Le prototype de rover ERNEST de la NASA a parcouru environ 25 kilomètres dans le désert du Colorado, en Californie, pour tester son autonomie et sa suspension active. Développé par le Jet Propulsion Laboratory (JPL), ce véhicule peut franchir des pentes jusqu’à 35 degrés, dépassant les limites des systèmes de suspension passifs.
Un essai de 25 kilomètres dans le désert du Colorado
Le prototype ERNEST a été déployé près de Plaster City, dans le désert du Colorado, pour une série d’épreuves intensives. Selon TechEBlog, la machine a couvert environ 16 miles (25,7 kilomètres) sur une période de conduite effective de 37 heures. Durant ce test, le logiciel d’autonomie a géré seul la planification de l’itinéraire et l’évitement d’obstacles.

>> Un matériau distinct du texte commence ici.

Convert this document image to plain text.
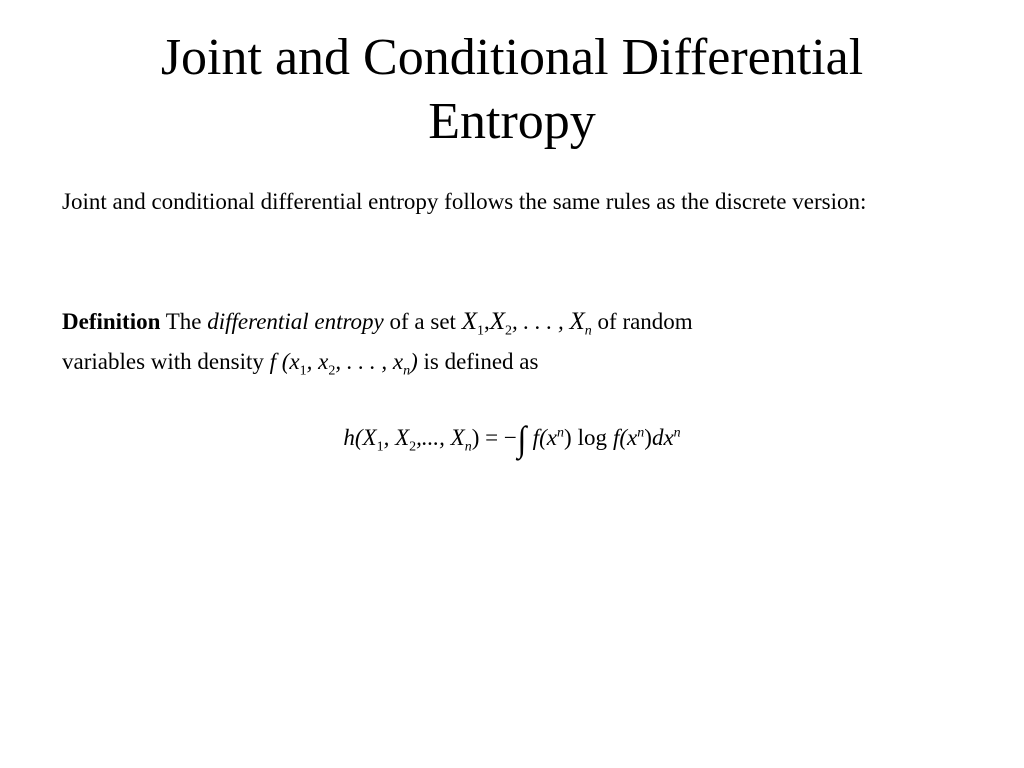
Joint and Conditional Differential
Entropy
Joint and conditional differential entropy follows the same rules as the discrete version:
Definition The differential entropy of a set $X_1,X_2$, . . . , $X_n$ of random
variables with density f ($x_1$, $x_2$, . . . , $x_n$) is defined as
$h(X_1$, $X_2$,..., $X_n$) = −∫ $f(x^n)$ $\log f(x^n)dx^n$
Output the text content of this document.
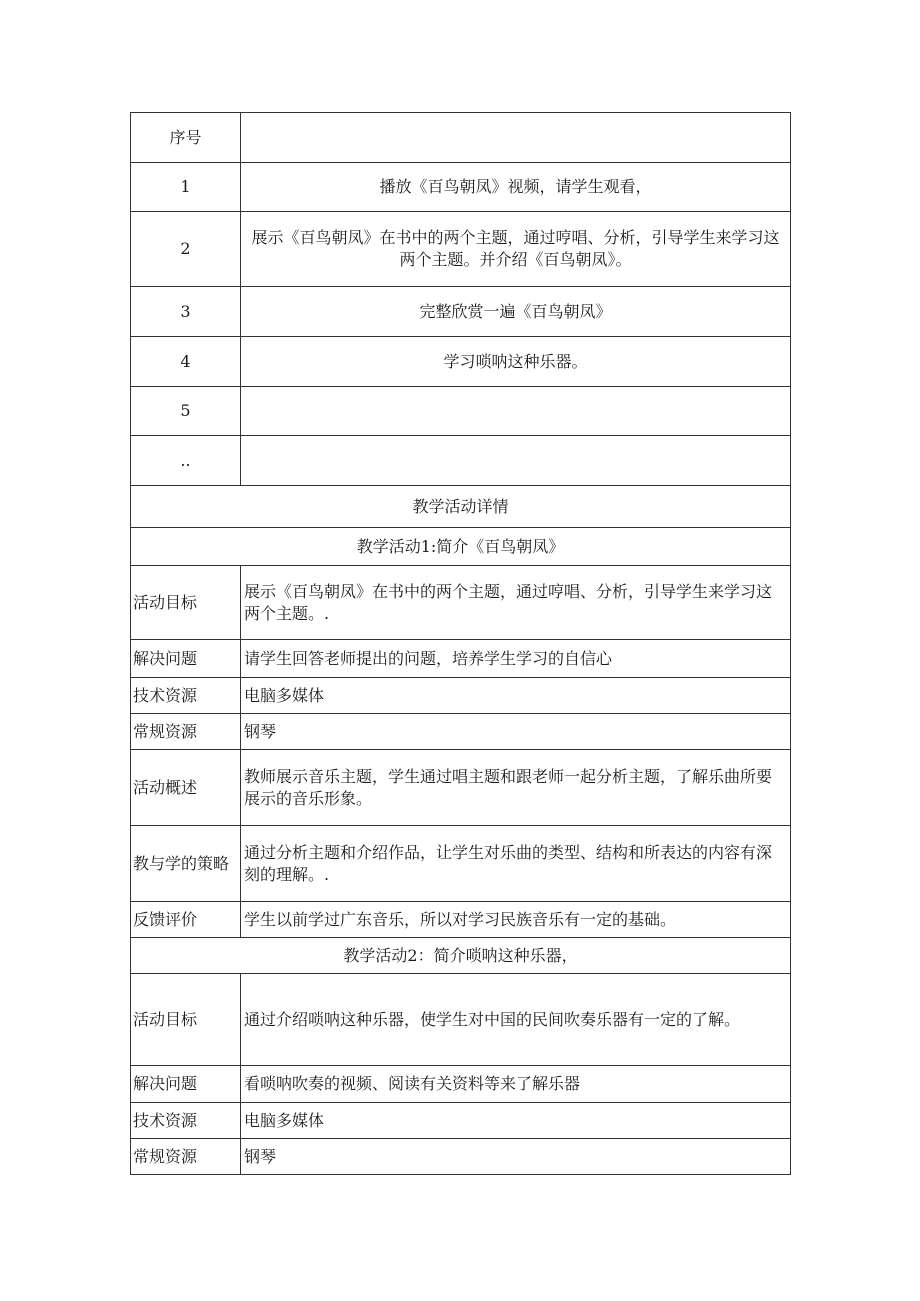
序号	
1	播放《百鸟朝凤》视频，请学生观看，
2	展示《百鸟朝凤》在书中的两个主题，通过哼唱、分析，引导学生来学习这两个主题。并介绍《百鸟朝凤》。
3	完整欣赏一遍《百鸟朝凤》
4	学习唢呐这种乐器。
5	
..	
教学活动详情	
教学活动1:简介《百鸟朝凤》	
活动目标	展示《百鸟朝凤》在书中的两个主题，通过哼唱、分析，引导学生来学习这两个主题。.
解决问题	请学生回答老师提出的问题，培养学生学习的自信心
技术资源	电脑多媒体
常规资源	钢琴
活动概述	教师展示音乐主题，学生通过唱主题和跟老师一起分析主题，了解乐曲所要展示的音乐形象。
教与学的策略	通过分析主题和介绍作品，让学生对乐曲的类型、结构和所表达的内容有深刻的理解。.
反馈评价	学生以前学过广东音乐，所以对学习民族音乐有一定的基础。
教学活动2：简介唢呐这种乐器，	
活动目标	通过介绍唢呐这种乐器，使学生对中国的民间吹奏乐器有一定的了解。
解决问题	看唢呐吹奏的视频、阅读有关资料等来了解乐器
技术资源	电脑多媒体
常规资源	钢琴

Les ingénieurs ont laissé le rover prendre ses propres décisions dans des conditions de luminosité variées, allant du plein jour au crépuscule et jusqu’à l’obscurité totale. Cette capacité à opérer sans intervention humaine constante est cruciale pour les futures missions spatiales, où le délai de communication entre la Terre et le véhicule empêche tout pilotage en temps réel.

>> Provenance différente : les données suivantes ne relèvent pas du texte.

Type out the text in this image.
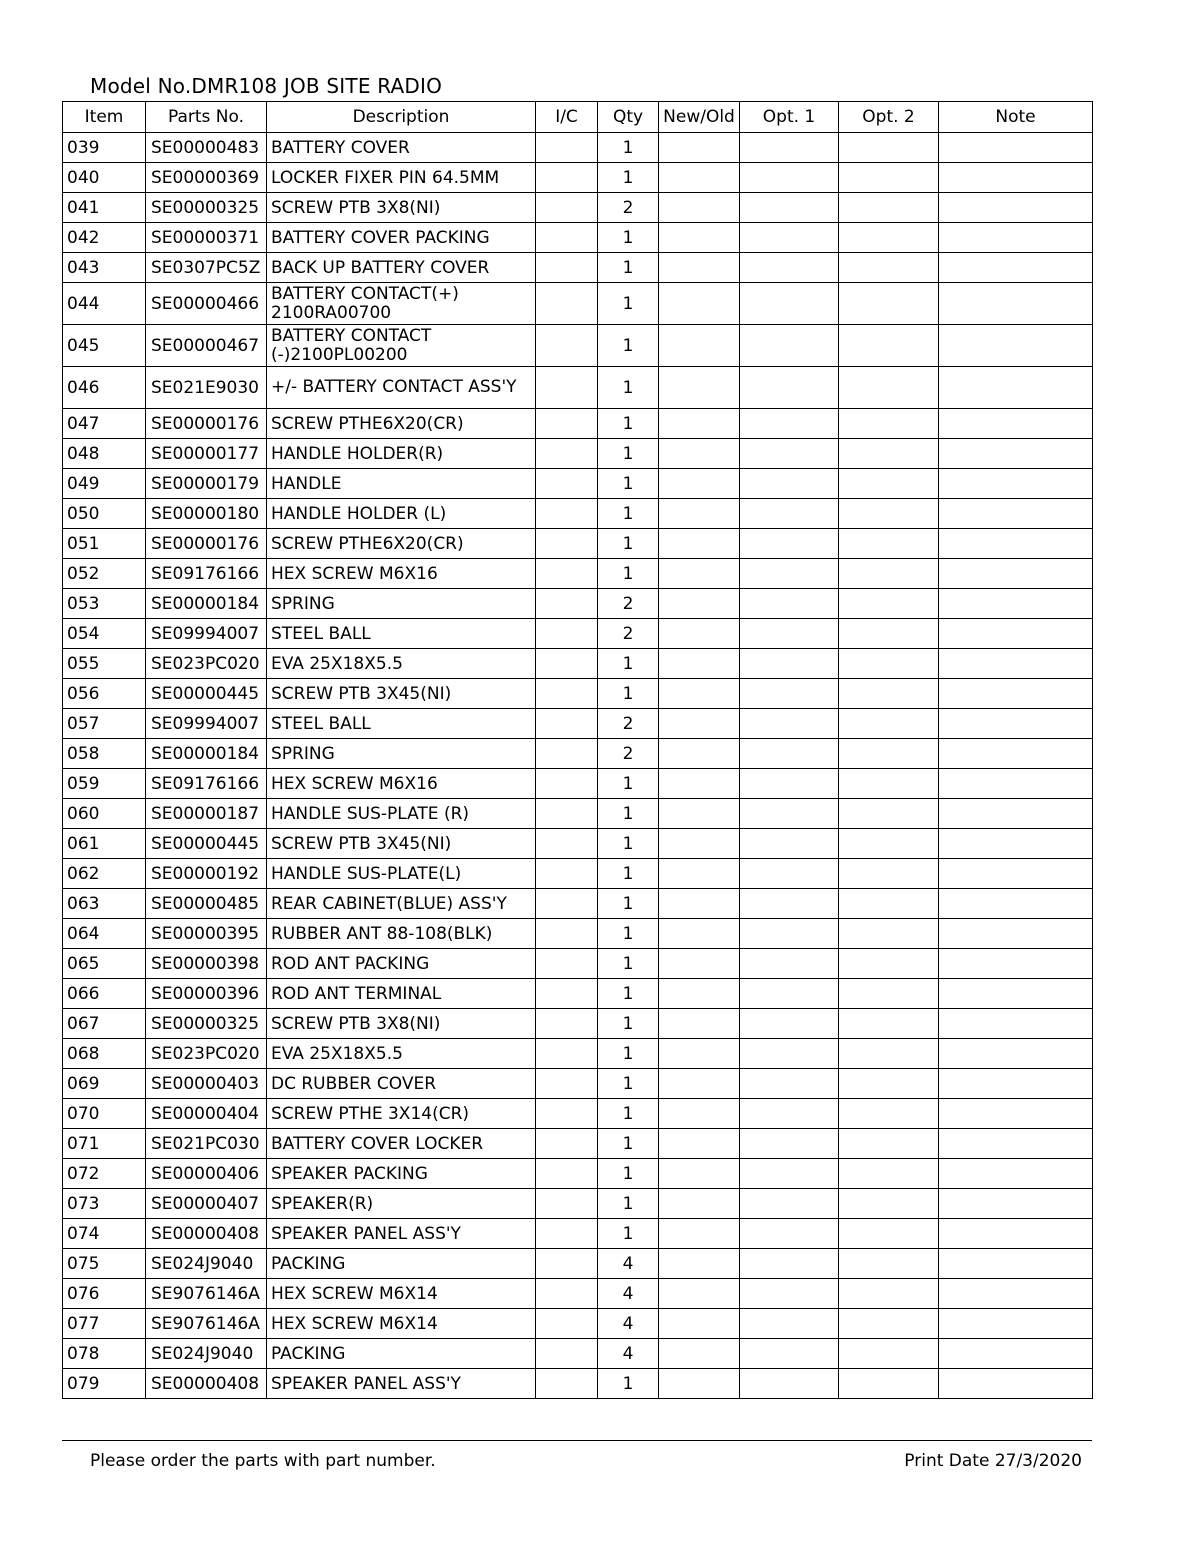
Model No.DMR108 JOB SITE RADIO
Item	Parts No.	Description	I/C	Qty	New/Old	Opt. 1	Opt. 2	Note
039	SE00000483	BATTERY COVER		1				
040	SE00000369	LOCKER FIXER PIN 64.5MM		1				
041	SE00000325	SCREW PTB 3X8(NI)		2				
042	SE00000371	BATTERY COVER PACKING		1				
043	SE0307PC5Z	BACK UP BATTERY COVER		1				
044	SE00000466	BATTERY CONTACT(+) 2100RA00700		1				
045	SE00000467	BATTERY CONTACT (-)2100PL00200		1				
046	SE021E9030	+/- BATTERY CONTACT ASS'Y		1				
047	SE00000176	SCREW PTHE6X20(CR)		1				
048	SE00000177	HANDLE HOLDER(R)		1				
049	SE00000179	HANDLE		1				
050	SE00000180	HANDLE HOLDER (L)		1				
051	SE00000176	SCREW PTHE6X20(CR)		1				
052	SE09176166	HEX SCREW M6X16		1				
053	SE00000184	SPRING		2				
054	SE09994007	STEEL BALL		2				
055	SE023PC020	EVA 25X18X5.5		1				
056	SE00000445	SCREW PTB 3X45(NI)		1				
057	SE09994007	STEEL BALL		2				
058	SE00000184	SPRING		2				
059	SE09176166	HEX SCREW M6X16		1				
060	SE00000187	HANDLE SUS-PLATE (R)		1				
061	SE00000445	SCREW PTB 3X45(NI)		1				
062	SE00000192	HANDLE SUS-PLATE(L)		1				
063	SE00000485	REAR CABINET(BLUE) ASS'Y		1				
064	SE00000395	RUBBER ANT 88-108(BLK)		1				
065	SE00000398	ROD ANT PACKING		1				
066	SE00000396	ROD ANT TERMINAL		1				
067	SE00000325	SCREW PTB 3X8(NI)		1				
068	SE023PC020	EVA 25X18X5.5		1				
069	SE00000403	DC RUBBER COVER		1				
070	SE00000404	SCREW PTHE 3X14(CR)		1				
071	SE021PC030	BATTERY COVER LOCKER		1				
072	SE00000406	SPEAKER PACKING		1				
073	SE00000407	SPEAKER(R)		1				
074	SE00000408	SPEAKER PANEL ASS'Y		1				
075	SE024J9040	PACKING		4				
076	SE9076146A	HEX SCREW M6X14		4				
077	SE9076146A	HEX SCREW M6X14		4				
078	SE024J9040	PACKING		4				
079	SE00000408	SPEAKER PANEL ASS'Y		1				
Please order the parts with part number.	Print Date 27/3/2020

L’architecture informatique, les capteurs et les contrôleurs sont tous intégrés localement sur le rover. Cette indépendance permet à ERNEST de progresser sans attendre d’instructions terrestres, une nécessité pour les opérations à longue distance.
La suspension active face aux pentes de 35 degrés
Le cœur technique d’ERNEST, dont le nom signifie Exploration Rover for Navigating Extremely Sloped Terrain, réside dans sa suspension active. Contrairement aux systèmes classiques de type rocker-bogey, qui perdent souvent leur traction ou se bloquent sur des sols meubles au-delà de 15 degrés, TechEBlog rapporte que ERNEST peut grimper des pentes atteignant 35 degrés.

Le système fonctionne selon deux modes distincts :
- Mode passif : Le véhicule se comporte comme un rover standard, avec les quatre roues au sol pour circuler sur un terrain accidenté classique.
- Mode actif : Un gimbal permet au rover de redistribuer son poids, d’élever des roues individuellement et d’effectuer des mouvements de vibration pour s’extraire de pièges de sable.
Pour maximiser la mobilité, ERNEST utilise quatre roues à mailles métalliques indépendamment orientables. Cette configuration facilite les manœuvres dans des espaces restreints et permet des déplacements latéraux. Bien que le rover ne représente qu’un quart de la taille d’un autre véhicule nommé Endurance, ses capacités de franchissement le rendent apte à explorer des fonds de cratères lunaires ou des latitudes élevées sur Mars.
L’apprentissage par renforcement et la simulation virtuelle
Le passage d’un pilotage manuel par joystick à une autonomie complète a nécessité une phase d’entraînement intensive. Le Jet Propulsion Laboratory (JPL) a utilisé l’apprentissage par renforcement, une branche de l’intelligence artificielle où le robot apprend en interagissant avec son environnement.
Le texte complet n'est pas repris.